Die Bar blieb leer wie mein Glas voll, ich schlief heimlich vor und war dann doch nicht gewappnet,  als das Taxi hielt und der Hinterhof die Beine breit machte. Come as you are, sang Curt eben noch, da hattest du meine Hand schon im Griff und im Gehen noch das Herz vor uns ausgebreitet: einen ganzen Winter gereift, einen Sommer durchzogen von Stürmen, die man keinem Seemann wünscht.

Die Feuertreppe war bereits im Feierabend, der Fahrstuhl im Streik, die Antwort auf alle Fragen blieb Ja. Zeit, den Hafen zu feiern, das Meer auf die Sonnenbank zu verfrachten und endlich die Augen zu öffnen, Wecker hin oder her.

Gegenwart

Leibesvisitationen

Kommst du später noch vorbei? fragst du und ich zögere die Antwort hinaus bis du nachhakst und ich bestätige. Später schicke ich dann doch meinen Körper vor, der weniger fremdelt. Fremd bleibst du mir allerdings bis zum nächsten Morgen –den wir getrennt voneinander begrüßen – du mit Kippe am Telefon, ich unter der Dusche mit Verbeugungen gen Mokka,  aber dazu später. Auch ohne Verbeugungen hatten sich unsere Körper am Abend zuvor gut verstanden, so gut, dass weitere Leibesvisitationen anberaumt wurden, es gebe noch so manches.

So manches blieb unausgesprochen an diesem Abend, der kein Einzelfall bleiben wollte und das Später, das ich vorhin kurz ansprach, kam öfter zur Sprache, so oft, dass von Zukunft zu sprechen wäre, klänge das nicht so gewichtig, was dem Abend nicht gerecht, denn der kam ohne Gedanken aus, ohne Erwartungen, ohne Wut. Die Wut, die ich allzu oft am Handgelenk führe dieser Tage, statt Schmuck, die nicht weicht, egal wie weich ich werde, dabei ist Werden so was von 80iger und dein Leib, nach dieser ersten Visite zumindest, ein guter Grund die Gegenwart nicht so schnell wieder zu verlassen.
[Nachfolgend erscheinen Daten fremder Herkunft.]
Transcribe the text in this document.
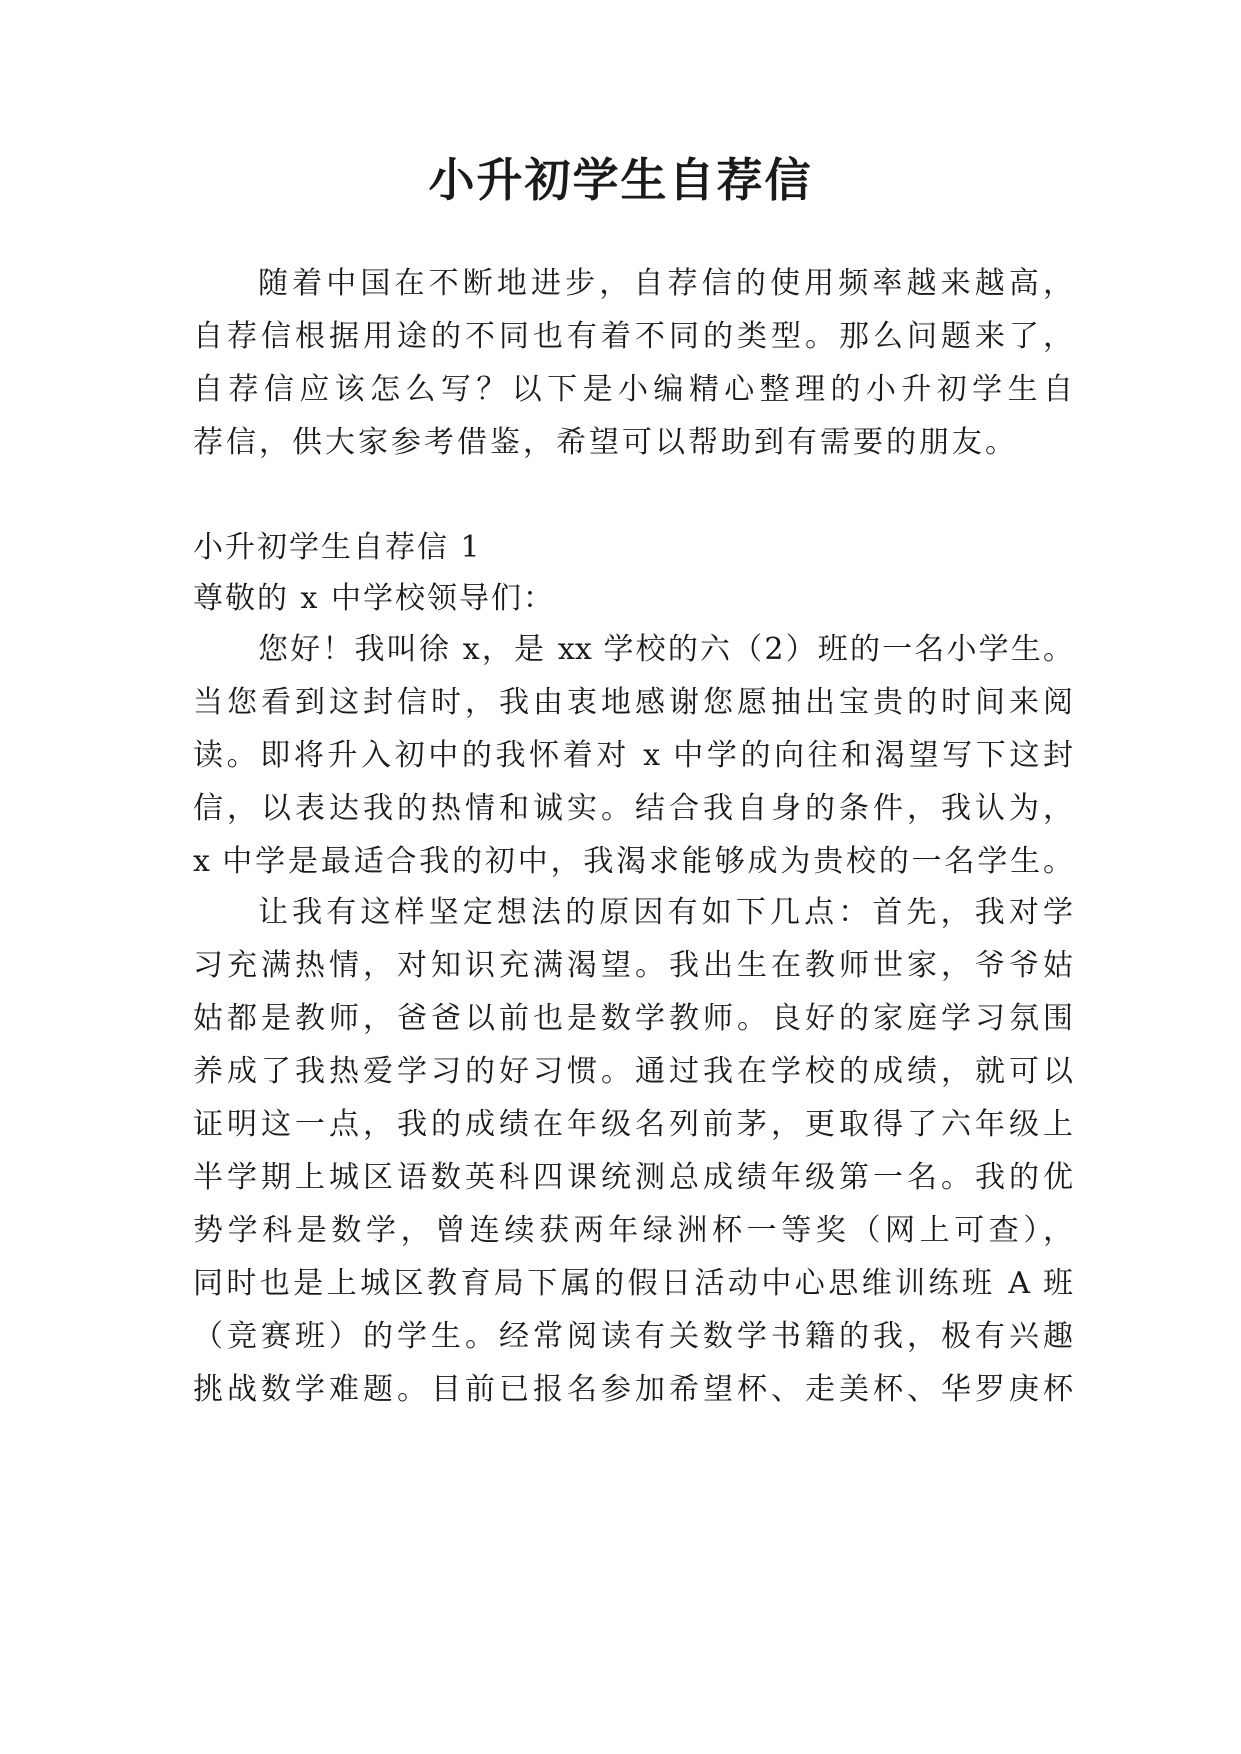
小升初学生自荐信
随着中国在不断地进步，自荐信的使用频率越来越高，
自荐信根据用途的不同也有着不同的类型。那么问题来了，
自荐信应该怎么写？以下是小编精心整理的小升初学生自
荐信，供大家参考借鉴，希望可以帮助到有需要的朋友。
小升初学生自荐信 1
尊敬的 x 中学校领导们：
您好！我叫徐 x，是 xx 学校的六（2）班的一名小学生。
当您看到这封信时，我由衷地感谢您愿抽出宝贵的时间来阅
读。即将升入初中的我怀着对 x 中学的向往和渴望写下这封
信，以表达我的热情和诚实。结合我自身的条件，我认为，
x 中学是最适合我的初中，我渴求能够成为贵校的一名学生。
让我有这样坚定想法的原因有如下几点：首先，我对学
习充满热情，对知识充满渴望。我出生在教师世家，爷爷姑
姑都是教师，爸爸以前也是数学教师。良好的家庭学习氛围
养成了我热爱学习的好习惯。通过我在学校的成绩，就可以
证明这一点，我的成绩在年级名列前茅，更取得了六年级上
半学期上城区语数英科四课统测总成绩年级第一名。我的优
势学科是数学，曾连续获两年绿洲杯一等奖（网上可查），
同时也是上城区教育局下属的假日活动中心思维训练班 A 班
（竞赛班）的学生。经常阅读有关数学书籍的我，极有兴趣
挑战数学难题。目前已报名参加希望杯、走美杯、华罗庚杯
Verlass ist auf “so manches” sagst du am Telefon, als ich aus der Dusche komme und obwohl ich ahne, wie sehr Kontext hier eine Rolle spielen könnte, beschließe ich, manches hier und heute mal persönlich zu nehmen und voll und ganz auf mich zu beziehen. Es ist schließlich der Morgen, der auf einen Abend folgt, an dem sich zwei Leiber jenseits von zum Gehen- und Gebenlassen zurückgezogen hatten und das Wort außen vor gelassen hatten. Man hatte sich manches zu erzählen und ließ manches offen. Jetzt erstmal Mokka, manches braucht seine Zeit.